Listed Building – Grade II*
- Designated: 3 April 1951
- Reference no.: 1195935

= Bell Hotel, Thetford =

Hotel in Thetford, Norfolk, England

The Bell Hotel is an AA 3-star hotel in the English town of Thetford within the county of Norfolk. The hotel has been a Grade II* listed building since 3 April 1951.

== Location ==
The hotel is located on the corner of King Street and Bridge Street in the centre of Thetford. The hotel is 0.5 mi south of Thetford railway station. The hotel is 29.8 mi south-west of the city of Norwich.

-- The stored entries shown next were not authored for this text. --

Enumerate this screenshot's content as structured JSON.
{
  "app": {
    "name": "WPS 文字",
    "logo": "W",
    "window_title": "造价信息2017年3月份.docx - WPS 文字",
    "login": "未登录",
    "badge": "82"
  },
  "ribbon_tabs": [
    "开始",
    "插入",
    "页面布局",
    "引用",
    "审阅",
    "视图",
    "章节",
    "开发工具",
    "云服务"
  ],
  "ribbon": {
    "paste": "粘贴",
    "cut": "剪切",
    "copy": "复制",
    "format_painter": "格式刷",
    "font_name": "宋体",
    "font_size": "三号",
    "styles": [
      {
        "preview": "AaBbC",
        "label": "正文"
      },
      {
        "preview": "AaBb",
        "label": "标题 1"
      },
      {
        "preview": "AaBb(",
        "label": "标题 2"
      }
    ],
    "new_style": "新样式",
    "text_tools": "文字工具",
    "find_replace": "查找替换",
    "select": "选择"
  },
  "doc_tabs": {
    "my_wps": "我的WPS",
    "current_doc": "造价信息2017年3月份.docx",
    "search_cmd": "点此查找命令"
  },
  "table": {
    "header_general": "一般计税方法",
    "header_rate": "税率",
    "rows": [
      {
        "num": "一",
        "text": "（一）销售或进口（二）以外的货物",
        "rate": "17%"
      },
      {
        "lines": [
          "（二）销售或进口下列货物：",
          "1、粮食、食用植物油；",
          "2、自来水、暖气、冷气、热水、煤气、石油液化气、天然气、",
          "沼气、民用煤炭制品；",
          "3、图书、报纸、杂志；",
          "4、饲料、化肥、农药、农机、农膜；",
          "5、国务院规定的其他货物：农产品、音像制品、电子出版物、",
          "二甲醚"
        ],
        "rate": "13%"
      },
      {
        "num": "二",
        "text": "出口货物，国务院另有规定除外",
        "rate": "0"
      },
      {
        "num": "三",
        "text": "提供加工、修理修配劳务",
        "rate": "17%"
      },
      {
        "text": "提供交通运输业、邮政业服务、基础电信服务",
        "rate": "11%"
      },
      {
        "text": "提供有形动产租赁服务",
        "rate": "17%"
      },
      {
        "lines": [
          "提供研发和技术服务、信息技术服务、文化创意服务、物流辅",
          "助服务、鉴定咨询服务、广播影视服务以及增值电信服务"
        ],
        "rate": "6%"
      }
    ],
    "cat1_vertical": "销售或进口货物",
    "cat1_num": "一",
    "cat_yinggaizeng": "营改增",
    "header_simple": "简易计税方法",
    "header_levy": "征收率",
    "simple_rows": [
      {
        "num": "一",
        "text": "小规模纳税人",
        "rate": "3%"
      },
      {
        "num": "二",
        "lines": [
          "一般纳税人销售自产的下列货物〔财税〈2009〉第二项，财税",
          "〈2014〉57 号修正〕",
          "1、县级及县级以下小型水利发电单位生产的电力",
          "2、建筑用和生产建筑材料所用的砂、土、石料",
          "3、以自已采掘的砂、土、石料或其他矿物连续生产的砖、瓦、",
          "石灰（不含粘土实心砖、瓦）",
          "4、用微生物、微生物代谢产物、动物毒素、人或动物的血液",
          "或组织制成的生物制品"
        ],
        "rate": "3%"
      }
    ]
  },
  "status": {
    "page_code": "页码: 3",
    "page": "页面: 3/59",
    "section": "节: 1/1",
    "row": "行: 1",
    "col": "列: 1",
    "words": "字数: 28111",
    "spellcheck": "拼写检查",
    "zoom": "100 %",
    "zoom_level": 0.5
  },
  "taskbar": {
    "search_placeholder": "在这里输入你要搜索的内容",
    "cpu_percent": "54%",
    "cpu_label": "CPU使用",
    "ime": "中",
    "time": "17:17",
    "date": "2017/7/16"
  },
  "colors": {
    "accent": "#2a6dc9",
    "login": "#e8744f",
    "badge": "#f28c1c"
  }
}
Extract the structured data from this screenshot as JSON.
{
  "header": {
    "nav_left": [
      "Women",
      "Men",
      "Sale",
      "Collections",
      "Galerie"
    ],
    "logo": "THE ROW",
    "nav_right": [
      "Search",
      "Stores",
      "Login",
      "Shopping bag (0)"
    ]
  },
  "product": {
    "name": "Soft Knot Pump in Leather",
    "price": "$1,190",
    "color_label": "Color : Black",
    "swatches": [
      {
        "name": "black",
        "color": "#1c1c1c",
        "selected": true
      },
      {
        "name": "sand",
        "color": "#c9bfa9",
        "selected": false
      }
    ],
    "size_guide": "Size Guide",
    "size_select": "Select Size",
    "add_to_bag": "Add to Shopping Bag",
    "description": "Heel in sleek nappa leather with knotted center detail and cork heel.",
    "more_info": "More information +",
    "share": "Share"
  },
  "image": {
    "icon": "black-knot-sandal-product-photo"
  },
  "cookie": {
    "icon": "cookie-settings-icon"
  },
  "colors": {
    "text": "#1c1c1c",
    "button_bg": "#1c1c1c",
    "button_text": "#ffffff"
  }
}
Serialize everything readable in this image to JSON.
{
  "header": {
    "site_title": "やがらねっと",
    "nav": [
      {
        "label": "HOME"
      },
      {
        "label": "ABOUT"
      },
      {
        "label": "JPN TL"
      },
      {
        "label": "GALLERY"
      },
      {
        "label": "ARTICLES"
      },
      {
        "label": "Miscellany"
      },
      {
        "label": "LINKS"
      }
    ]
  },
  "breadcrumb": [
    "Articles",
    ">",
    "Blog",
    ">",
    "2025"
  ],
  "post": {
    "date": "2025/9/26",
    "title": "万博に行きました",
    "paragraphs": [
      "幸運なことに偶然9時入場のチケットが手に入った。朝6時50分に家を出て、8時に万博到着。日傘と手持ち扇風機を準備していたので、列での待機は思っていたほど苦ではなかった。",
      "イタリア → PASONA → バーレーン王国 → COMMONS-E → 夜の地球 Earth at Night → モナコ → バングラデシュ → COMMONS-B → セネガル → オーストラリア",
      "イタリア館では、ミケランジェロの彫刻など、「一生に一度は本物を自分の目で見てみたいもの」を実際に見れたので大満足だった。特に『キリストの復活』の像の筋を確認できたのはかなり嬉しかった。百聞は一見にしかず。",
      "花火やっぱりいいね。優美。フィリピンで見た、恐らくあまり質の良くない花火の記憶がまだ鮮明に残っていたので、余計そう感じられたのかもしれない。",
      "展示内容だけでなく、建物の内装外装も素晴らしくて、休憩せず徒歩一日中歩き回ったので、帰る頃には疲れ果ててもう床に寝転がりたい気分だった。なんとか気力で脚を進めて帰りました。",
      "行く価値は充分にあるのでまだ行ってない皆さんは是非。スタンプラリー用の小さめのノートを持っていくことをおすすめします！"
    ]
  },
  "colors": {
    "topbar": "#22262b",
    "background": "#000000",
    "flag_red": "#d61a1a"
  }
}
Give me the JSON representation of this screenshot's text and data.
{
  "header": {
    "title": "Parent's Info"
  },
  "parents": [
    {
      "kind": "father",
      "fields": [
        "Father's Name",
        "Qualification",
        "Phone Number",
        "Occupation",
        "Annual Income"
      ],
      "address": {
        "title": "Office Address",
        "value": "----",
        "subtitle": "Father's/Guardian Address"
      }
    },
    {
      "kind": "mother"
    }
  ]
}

The nearest airport is also at Norwich and that is 32.4 mi north-east of the hotel.

== History ==
Documentation shows that there has been an Inn on this site since 1493. The premises served as a principal coaching inn on the London to Norwich mail coach route. The two storey timber framed building which faces on to King street is the oldest part of the present building. With the arrival of the railway connections to Thetford, Norwich and wider Norfolk the inn then was turned into a hotel. In the 17th century and 19th century further wings and extensions have been added with the west wing constructed in the late 20th century. The hotel is reputedly haunted by the ghost of its 18th-century landlady Betty Radcliffe. Actors associated with the BBC comedy show Dad's Army, stayed at the hotel when filming on location.